Fletcher Energy's Taranaki well could be the third-largest local producer, reports FIONA ROTHERHAM.
Fletcher Challenge Energy will begin production testing this weekend on the Pohokura-2 well offshore Taranaki to confirm the prospect as New Zealand's third-largest gas discovery.
In its latest drilling report, FCE said production testing was warranted after core samples from its second appraisal well revealed good quantities of at least marginal quality hydrocarbon.
The production testing, expected to take 10 days, would show how well the gas and condensate flows and reduce uncertainty on the size of the find.
The well is about 8.5km offshore from the Methanex Motonui methanol plant. FCE estimates it could contain up to 500 billion cubic feet (bcf) of gas, about twice New Zealand's annual consumption. That makes it the third-largest gas discovery behind the Maui and Kapuni fields.
It is big enough to extend Methanex's continued presence in New Zealand beyond 2005, and has implications for the electricity industry, where a third of generation is gas-fired.
Due to problems with rig availability, it will be later this year before a third well is likely to be drilled from onshore, and deviated out under the seabed to test the southern limits of the 37sq km field.
The Pohokura prospect is operated by Fletcher Energy, which has a third share. The German firm Preussag Energie has a further third, Shell Petroleum Mining 18.3 per cent and Todd Petroleum Mining 15 per cent.

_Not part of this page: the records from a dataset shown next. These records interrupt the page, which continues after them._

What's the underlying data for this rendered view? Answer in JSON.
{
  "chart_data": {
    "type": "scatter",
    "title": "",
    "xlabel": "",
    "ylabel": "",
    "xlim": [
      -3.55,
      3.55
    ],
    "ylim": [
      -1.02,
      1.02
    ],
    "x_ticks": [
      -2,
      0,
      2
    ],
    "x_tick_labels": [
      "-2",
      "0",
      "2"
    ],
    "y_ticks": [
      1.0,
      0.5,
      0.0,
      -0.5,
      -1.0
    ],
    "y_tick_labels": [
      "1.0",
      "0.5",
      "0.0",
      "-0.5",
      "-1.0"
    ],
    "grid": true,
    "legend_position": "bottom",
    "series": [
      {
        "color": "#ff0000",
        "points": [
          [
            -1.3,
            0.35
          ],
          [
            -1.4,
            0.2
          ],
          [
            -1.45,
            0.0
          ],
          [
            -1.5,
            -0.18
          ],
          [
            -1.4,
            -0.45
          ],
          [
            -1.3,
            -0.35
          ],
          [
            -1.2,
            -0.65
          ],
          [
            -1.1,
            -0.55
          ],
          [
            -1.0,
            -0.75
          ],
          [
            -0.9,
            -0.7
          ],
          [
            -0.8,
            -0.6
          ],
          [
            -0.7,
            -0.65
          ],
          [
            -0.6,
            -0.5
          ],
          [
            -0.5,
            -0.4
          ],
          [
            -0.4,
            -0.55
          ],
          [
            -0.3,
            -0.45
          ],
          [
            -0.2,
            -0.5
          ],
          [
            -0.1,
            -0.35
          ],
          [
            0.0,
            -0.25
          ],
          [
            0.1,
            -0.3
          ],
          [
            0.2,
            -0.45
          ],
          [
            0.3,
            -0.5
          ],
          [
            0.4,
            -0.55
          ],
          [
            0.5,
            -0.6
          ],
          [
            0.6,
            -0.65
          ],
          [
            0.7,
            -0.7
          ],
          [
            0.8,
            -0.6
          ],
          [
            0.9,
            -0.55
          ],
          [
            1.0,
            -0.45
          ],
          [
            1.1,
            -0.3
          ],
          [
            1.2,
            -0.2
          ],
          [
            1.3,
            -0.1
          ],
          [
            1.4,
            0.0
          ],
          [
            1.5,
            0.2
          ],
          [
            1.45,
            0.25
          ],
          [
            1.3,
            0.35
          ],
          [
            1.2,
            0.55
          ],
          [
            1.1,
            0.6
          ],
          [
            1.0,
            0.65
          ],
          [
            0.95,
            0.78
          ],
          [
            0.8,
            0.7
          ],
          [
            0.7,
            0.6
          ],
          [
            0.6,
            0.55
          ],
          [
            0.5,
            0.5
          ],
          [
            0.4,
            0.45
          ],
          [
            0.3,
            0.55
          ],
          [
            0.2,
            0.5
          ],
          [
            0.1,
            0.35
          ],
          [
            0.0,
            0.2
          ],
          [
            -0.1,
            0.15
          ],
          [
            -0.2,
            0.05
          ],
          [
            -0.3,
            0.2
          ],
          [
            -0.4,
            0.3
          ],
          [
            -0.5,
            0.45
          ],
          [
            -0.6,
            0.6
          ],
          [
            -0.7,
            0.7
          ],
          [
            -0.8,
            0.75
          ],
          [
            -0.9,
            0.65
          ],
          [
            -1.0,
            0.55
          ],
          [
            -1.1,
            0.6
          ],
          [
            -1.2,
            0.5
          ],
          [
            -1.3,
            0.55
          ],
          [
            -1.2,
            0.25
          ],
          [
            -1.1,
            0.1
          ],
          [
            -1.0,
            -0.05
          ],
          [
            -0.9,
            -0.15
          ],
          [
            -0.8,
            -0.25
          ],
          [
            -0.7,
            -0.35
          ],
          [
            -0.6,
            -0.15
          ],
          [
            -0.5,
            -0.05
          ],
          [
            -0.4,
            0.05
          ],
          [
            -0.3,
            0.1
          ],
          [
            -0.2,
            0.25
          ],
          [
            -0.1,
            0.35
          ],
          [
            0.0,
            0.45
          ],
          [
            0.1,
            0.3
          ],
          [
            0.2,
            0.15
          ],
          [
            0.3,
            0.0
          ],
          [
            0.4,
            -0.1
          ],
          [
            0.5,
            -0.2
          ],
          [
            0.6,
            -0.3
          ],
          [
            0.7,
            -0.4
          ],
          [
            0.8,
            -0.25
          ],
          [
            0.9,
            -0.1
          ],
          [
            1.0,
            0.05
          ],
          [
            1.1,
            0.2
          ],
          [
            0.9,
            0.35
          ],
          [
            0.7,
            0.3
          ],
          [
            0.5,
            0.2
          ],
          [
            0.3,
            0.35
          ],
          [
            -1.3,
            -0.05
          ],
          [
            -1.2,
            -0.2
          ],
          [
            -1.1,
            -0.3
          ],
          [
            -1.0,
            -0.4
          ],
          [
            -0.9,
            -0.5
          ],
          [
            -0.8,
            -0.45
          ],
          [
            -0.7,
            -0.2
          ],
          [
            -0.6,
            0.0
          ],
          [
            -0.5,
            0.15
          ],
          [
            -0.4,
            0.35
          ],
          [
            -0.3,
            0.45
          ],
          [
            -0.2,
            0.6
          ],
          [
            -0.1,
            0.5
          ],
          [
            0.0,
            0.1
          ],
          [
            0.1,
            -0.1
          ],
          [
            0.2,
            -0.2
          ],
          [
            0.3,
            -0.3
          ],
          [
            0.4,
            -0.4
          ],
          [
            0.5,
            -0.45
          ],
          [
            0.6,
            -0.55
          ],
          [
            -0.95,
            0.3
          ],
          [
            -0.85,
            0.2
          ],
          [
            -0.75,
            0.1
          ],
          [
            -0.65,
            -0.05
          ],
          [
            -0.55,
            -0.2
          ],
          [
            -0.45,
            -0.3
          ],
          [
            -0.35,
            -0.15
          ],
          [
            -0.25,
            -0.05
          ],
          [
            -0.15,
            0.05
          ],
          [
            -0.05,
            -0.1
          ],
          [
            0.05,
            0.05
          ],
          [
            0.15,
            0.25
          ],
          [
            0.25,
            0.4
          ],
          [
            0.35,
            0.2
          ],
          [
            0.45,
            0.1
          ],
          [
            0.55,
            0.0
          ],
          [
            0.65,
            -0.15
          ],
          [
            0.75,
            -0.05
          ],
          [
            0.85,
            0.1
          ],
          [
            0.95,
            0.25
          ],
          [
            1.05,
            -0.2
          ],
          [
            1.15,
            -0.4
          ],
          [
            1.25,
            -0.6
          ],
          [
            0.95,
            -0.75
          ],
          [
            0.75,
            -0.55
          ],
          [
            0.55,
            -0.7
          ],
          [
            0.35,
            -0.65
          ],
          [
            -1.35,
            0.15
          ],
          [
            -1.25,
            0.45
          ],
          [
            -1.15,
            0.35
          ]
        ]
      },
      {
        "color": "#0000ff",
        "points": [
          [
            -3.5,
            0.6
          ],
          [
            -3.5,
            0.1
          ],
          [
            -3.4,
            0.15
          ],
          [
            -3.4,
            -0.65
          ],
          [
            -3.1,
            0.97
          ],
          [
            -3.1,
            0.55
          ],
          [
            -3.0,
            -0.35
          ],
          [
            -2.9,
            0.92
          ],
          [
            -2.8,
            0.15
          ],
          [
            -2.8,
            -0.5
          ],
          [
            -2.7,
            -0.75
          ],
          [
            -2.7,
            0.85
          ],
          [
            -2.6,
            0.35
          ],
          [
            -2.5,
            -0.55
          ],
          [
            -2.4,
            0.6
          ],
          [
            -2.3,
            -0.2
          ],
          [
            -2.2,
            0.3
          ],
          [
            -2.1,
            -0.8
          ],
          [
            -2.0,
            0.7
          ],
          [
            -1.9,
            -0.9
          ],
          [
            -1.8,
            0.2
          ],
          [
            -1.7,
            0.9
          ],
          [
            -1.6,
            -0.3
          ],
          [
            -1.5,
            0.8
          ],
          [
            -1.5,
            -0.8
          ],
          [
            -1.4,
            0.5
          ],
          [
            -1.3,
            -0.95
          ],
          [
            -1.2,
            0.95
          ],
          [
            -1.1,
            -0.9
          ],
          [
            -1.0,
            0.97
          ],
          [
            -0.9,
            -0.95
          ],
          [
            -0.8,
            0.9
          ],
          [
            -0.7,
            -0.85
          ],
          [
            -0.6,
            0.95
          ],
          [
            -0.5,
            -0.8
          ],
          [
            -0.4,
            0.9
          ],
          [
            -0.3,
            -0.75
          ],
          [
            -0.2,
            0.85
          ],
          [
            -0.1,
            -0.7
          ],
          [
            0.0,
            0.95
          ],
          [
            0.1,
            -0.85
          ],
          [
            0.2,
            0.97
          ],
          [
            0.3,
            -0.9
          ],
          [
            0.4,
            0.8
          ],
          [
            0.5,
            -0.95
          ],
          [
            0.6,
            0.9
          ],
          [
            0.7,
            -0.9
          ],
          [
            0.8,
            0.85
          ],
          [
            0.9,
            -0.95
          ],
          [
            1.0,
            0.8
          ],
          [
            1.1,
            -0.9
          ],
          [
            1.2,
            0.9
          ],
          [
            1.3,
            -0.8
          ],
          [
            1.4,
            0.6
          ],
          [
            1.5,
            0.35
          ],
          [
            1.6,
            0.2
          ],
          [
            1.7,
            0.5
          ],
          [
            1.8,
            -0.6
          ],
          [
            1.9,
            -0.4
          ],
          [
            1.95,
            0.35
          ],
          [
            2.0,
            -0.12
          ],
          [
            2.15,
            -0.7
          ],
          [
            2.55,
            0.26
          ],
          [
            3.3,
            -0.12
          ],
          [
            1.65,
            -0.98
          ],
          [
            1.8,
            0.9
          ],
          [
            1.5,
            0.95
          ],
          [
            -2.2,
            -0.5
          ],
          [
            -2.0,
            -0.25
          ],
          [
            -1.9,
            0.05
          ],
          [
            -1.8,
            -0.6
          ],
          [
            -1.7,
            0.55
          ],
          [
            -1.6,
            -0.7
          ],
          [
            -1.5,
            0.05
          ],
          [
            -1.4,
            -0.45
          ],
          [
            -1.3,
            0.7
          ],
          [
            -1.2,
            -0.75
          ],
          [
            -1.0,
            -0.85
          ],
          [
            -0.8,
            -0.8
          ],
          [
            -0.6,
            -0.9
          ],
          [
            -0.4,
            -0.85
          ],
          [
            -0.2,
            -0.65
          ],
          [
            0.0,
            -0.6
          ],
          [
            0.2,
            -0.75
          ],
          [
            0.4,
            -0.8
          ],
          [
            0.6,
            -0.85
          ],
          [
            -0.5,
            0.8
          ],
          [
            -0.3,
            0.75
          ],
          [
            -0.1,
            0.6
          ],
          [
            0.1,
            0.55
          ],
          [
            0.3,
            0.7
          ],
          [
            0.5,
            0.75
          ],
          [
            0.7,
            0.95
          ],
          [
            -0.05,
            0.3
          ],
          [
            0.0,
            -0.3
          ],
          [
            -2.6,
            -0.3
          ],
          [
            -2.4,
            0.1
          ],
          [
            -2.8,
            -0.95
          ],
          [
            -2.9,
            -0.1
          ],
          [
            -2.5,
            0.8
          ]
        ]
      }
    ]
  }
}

An analyst says the find, once proven, could add 40c a share to Fletcher Energy's share price, which closed 18c down yesterday at $5.57.
The real bonus for the joint venture partners was the higher-than-expected quantities - about 1200 barrels a day - of condensate (light oil) found within the first appraisal well.
"If that is sustained, the high condensate rates will make the economics much better," FCE's Stephen Jones said.
Development would be sped up if the joint venture partners find a customer willing to rapidly sign up for gas. "There are opportunities to market the gas in New Zealand currently," Mr Jones said.
Development is likely to be in two stages. The cheapest option is producing as much of the gas and oil as possible from onshore.
This would provide economically priced gas for Methanex, which refuses to pay more than $US1 a gigajoule in order to stay world-competitive.
FCE will drill a well by the end of the year at its Tuihu onshore prospect.
It is trying to farm out some of the Tuihu prospect to other explorers.